E estava sempre em casa
a boa da velhinha
resmungando sozinha:
nhem-nhem-nhem-nhem-nhem-nhem…

O gato que dormia
no canto da cozinha
escutando a velhinha
principiou também

a miar nessa língua
e se ela resmungava,
o gatinho a acompanhava:
nhem-nhem-nhem-nhem-nhem-nhem…

Depois veio o cachorro
da casa da vizinha,
pato, cabra e galinha,
de cá, de lá, de além,

e todos aprenderam
a falar noite e dia
naquela melodia
nhem-nhem-nhem-nhem-nhem-nhem…

De modo que a velhinha
que muito padecia
por não ter companhia
nem falar com ninguém,

ficou toda contente,
pois mal a boca abria
tudo lhe respondia:
nhem-nhem-nhem-nhem-nhem-nhem…

Beleza, mas e o “mimimi” nessa história toda? Bom, essa gíria, que parece um choro, surgiu em "Fudêncio e Seus Amigos", série de animação politicamente incorreta exibida pela MTV entre 2005 e 2011. Na série, o protagonista – semelhante à velhinha do poema da Cecília Meireles – falava apenas a língua do "mimimi", irritando um outro personagem.

Utilizada desde o início como forma de diminuir ou mesmo escarnecer da reclamação de outrem, a expressão “mimimi” era muito comum entre os torcedores no contexto do futebol. Quando o time da pessoa fracassava, ela ficava de “mimimi”. Depois, no entanto, essa onomatopeia se tornou quase que um jargão político, utilizada, sobretudo, como forma de menosprezar manifestações em prol das minorias.
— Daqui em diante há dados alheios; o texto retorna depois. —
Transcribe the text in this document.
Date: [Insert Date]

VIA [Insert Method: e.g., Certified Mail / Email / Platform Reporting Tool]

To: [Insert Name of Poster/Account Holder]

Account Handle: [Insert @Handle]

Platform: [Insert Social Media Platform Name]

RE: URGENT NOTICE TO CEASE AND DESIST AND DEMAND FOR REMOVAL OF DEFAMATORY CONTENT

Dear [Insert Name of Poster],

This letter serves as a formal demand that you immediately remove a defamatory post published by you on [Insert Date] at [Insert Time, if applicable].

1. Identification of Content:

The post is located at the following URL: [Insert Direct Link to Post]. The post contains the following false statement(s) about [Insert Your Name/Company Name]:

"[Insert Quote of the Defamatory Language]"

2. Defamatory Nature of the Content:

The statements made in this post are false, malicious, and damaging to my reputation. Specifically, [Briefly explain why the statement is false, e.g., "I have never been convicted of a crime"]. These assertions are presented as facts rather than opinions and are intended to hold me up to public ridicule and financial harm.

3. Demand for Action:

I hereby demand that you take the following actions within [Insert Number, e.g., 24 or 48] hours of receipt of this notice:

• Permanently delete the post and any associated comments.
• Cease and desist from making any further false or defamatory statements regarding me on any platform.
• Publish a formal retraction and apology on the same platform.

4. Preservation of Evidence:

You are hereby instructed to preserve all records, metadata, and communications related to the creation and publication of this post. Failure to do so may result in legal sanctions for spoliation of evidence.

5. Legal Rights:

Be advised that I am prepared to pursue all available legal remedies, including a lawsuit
É fato que o “nhenhenhém”, o “blá-blá-blá” e o “mimimi” diferem entre si no sentido de que uma zomba do falar de um povo, outra se relaciona ao ato de “falar abobrinha” (a origem desta eu te conto noutra hora) e outra reduz ao vitimismo a reivindicação de determinados grupos sociais. As três palavras, no entanto, têm em comum o fato de expressarem, pejorativamente, um posicionamento contrário a algo ou a alguém. Sendo a nossa linguagem um incontestável reflexo social, é natural (mas não louvável) que em todas as épocas não nos haja faltado nem mesmo onomatopeias a marcarem o lugar do opressor e do oprimido, ou, para mais além disso, a evidenciarem a ausência de empatia, qualidade essa indispensável a qualquer sociedade que se pretenda realmente civilizada.

E o que é empatia? Definições é o que não faltam, mas eu vou te dar uma por via da poesia: empatia é a virtude que levou o gato, o cachorro e vários outros animais a aderirem à “língua do nhem” no poema da Cecília, curando na boa velhinha o sentimento de solidão em lugar de repreendê-la por uma solidão que não era deles.

O nome disso é fraternidade, que é o alicerce de uma sociedade “livre de todo o mal”, como aquela terra mítica idealizada pelos nossos ancestrais indígenas, talvez já prevendo o que séculos mais tarde viria a ser defendido por algumas vertentes, segundo as quais é o Brasil o ponto de partida para a regeneração da humanidade.

Fraternidade... E onde existe fraternidade não há que se falar em “mimimi”.